Planning and preparation
“Here, the Commonwealth presented evidence of substantial planning and preparation by Wesley.
“He called in absent from work the morning of the attack. He drove to a nearby parking lot and left his keys in the ignition of his vehicle. He brought gloves with him, which he dropped after the attack.
“The first time Wesley passed his victim, he kept his head down so she would not see his face. Wesley wore a medical mask even though he was outside, which further obstructed the view of his face.
“He allowed Carrington to pass him, before following her to a more remote location—the fitness loop. And he waited for her to exit the loop before he ambushed her.
“Wesley also engaged in certain behavior after the attack that indicated an effort to conceal his crimes. … Wesley removed certain outer garments after the attack. When he encountered law enforcement, he sought to avoid them and then lied about why he was in the area.

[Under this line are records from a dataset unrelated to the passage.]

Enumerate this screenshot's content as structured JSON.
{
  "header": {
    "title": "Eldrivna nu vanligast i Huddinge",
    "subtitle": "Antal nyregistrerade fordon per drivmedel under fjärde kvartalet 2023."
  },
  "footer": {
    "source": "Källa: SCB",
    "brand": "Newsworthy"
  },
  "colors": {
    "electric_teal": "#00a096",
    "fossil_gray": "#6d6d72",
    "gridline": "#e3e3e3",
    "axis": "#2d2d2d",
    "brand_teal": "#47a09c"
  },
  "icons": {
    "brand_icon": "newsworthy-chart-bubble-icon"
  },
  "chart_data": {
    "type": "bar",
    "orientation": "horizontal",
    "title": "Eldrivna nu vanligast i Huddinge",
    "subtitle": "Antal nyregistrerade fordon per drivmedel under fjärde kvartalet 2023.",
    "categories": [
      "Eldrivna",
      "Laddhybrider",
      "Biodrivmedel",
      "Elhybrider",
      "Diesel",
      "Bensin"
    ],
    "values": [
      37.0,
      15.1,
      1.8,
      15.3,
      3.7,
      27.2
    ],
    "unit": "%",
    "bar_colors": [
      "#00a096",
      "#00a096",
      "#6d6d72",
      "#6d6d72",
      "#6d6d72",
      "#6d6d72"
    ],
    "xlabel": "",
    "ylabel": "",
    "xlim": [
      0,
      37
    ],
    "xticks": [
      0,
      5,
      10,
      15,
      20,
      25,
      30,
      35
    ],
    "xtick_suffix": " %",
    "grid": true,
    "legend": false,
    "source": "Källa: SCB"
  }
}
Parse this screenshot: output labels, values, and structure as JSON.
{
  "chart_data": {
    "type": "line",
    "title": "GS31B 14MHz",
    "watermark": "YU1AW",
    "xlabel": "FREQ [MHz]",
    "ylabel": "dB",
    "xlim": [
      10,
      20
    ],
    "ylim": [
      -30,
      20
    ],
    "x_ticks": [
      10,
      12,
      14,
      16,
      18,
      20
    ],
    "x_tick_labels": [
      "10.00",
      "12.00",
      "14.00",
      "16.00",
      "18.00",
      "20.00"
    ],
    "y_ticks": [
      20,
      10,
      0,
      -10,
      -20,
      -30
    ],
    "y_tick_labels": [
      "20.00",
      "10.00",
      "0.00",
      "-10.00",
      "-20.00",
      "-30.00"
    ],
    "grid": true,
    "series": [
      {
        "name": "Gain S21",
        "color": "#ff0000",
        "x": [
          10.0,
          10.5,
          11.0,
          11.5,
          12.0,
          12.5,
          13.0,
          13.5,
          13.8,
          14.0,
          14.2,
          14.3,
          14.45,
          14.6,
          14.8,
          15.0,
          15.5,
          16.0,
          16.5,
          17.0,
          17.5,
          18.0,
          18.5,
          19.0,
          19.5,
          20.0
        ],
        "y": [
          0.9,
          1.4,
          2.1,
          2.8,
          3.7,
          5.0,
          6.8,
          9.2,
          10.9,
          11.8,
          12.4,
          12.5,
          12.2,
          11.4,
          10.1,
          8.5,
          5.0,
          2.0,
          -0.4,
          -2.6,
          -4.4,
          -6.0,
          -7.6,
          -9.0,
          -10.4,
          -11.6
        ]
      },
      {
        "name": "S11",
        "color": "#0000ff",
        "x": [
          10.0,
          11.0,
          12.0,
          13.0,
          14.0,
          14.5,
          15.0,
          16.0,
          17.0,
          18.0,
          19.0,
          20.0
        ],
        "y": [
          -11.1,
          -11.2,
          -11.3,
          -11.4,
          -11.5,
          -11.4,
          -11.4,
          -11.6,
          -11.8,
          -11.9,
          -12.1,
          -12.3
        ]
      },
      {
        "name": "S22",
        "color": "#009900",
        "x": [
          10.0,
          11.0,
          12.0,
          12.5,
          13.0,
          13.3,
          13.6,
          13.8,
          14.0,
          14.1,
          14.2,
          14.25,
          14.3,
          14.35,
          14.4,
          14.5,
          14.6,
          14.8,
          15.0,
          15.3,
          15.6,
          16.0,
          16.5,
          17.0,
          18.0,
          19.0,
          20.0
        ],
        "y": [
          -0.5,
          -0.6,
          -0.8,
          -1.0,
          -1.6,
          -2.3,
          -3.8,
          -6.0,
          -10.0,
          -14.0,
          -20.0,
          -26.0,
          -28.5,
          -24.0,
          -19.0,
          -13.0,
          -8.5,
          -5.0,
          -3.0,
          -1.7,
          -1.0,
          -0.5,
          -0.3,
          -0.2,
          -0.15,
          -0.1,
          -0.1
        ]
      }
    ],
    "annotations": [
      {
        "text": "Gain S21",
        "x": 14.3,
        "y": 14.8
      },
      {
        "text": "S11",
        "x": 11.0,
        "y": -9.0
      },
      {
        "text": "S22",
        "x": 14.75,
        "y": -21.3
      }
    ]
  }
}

“Further, as the Commonwealth points out, Wesley’s phone calls that he made from jail demonstrate his decision-making at the time of the incident. Wesley called himself ‘stupid’ for the way he got caught and lamented that he had been outside the police ‘perimeter’ and then was spotted when he returned. …
“[T]he fact finder ‘was free to reject [Wesley]’s evidence and find that he failed to prove his insanity defense.’ …
“A reasonable fact finder, based on the evidence presented by the Commonwealth of Wesley’s planning and concealment, could have rejected Wesley’s insanity defense.
“Because its fact finding was not plainly wrong or without evidence to support it, the trial court did not err in denying the motions to strike.”
Affirmed.
Wesley v. Commonwealth, Record No. 1694-22-2, Aug. 22, 2023. CAV (unpublished opinion) (Fulton III) From the Circuit Court of Fairfax County. (Smith) Zachary J. Stafford for appellant. Jason A. Faw, Jason S. Miyares for appellee. VLW 023-7-333, 14 pp.